Pushback appreciated! But I don’t think you show that “LLMs distill human cognition” is wrong. I agree that ‘next token prediction’ is very different to the tasks that humans faced in their ancestral environments, I just don’t see this as particularly strong evidence against the claim ‘LLMs distill human cognition’.
I initially stated that “LLMs distill human cognition” struck me as a more useful predictive abstraction than a view which claims that the trajectory of ML leads us to a scenario where future AIs, are “in the ways that matter”, doing something more like “randomly sampling from the space of simplicity-weighted plans”. My initial claim still seems right to me.
If you want to pursue the debate further, it might be worth talking about the degree to which you’re (un)convinced by Quintin Pope’s claims in this tweet thread. Admittedly, it sounds like you don’t view this issue as super cruxy for you:
I don’t know the literature on moral psychology, but that claim doesn’t feel intuitive to me (possibly I’m misunderstanding what you mean by ‘human values’; I’m also interested in any relevant sources). Some thoughts/questions:
Does your position rule out the claim that “humans model other human beings using the same architecture that they use to model themselves”?
To me, this seems like an instance where ‘value reasoning’ and ‘descriptive reasoning’ rely on similar cognitive resources. If LLMs inherit this human-like property (Quintin claims they do), would that update you towards optimism? If not, why not?
I take it that the notion of ‘intelligence’ we’re working with is related to planning. If future AI systems inherit human-like cognition wrt plan search, then I think this is a reason to expect that AI cognition will also inherit not-completely-alien-to-human values — even if there are, in some sense, distinct cognitive mechanisms undergirding ‘values’ and ‘non-values’ reasoning in humans.
This is because the ‘search over plans’ process has both normative and descriptive components. I don’t think the claim about LLMs distilling human cognition constitutes anything like a guarantee that future LLMs will have values we’d really like, and nor is it a call for complacency about the emergence of misaligned goals.
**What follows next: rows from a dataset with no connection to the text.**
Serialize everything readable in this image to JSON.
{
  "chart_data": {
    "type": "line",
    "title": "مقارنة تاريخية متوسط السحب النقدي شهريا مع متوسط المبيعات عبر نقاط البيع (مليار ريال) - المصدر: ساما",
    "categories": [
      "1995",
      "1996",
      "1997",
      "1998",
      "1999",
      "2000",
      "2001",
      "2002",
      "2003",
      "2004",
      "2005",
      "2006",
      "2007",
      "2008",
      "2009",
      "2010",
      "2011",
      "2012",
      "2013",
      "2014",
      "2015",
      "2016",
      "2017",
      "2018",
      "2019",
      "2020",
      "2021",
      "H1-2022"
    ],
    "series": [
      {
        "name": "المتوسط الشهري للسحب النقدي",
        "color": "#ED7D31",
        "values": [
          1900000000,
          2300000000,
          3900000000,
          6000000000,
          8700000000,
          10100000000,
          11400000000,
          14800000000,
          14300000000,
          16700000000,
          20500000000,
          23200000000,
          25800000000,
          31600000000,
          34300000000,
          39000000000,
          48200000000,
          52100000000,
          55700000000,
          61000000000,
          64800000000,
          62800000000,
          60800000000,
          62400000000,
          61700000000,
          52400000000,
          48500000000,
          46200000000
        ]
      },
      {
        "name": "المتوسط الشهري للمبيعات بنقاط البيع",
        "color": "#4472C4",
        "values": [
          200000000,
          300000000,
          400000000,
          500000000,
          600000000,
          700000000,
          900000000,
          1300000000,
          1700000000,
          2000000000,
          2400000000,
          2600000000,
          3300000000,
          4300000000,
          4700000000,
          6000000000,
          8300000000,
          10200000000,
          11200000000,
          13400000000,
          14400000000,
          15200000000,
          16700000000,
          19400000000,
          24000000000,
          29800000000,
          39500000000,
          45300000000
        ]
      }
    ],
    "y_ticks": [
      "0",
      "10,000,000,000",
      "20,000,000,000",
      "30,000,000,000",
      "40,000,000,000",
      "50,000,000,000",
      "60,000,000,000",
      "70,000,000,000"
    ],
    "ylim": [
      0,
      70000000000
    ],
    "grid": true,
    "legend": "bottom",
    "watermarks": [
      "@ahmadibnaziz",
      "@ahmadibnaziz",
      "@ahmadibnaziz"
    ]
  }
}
I just think it constitutes meaningful evidence against the human extinction claim.
As I write this, I’m starting to think that your claim about distinct cognitive mechanisms primarily seems like an argument for doom conditioned on ‘LLMs mostly don’t distill human cognition’, but doesn’t seem like an independent argument for doom conditioned on LLMs distilling human cognition. If LLMs distill the plan search component of human cognition, this feels like a meaningful update against doom. If LLMs mostly fail to distill the parts of human cognition involved in plan search, then cognitive convergence might happen because (e.g.) the Natural Abstraction Hypothesis is true, and ‘human values’ aren’t a natural abstraction. In that case, it seems correct to say that cognitive convergence constitutes, at best, a small update against doom. (The cognitive convergence would occur due to structural properties of patterns in the world, rather than arising as the result of LLMs distilling more specifically human thought patterns related to values)
So I feel like ‘the degree to which we should expect future AIs to converge with human-like cognitive algorithms for plan search’ might be a crux for you?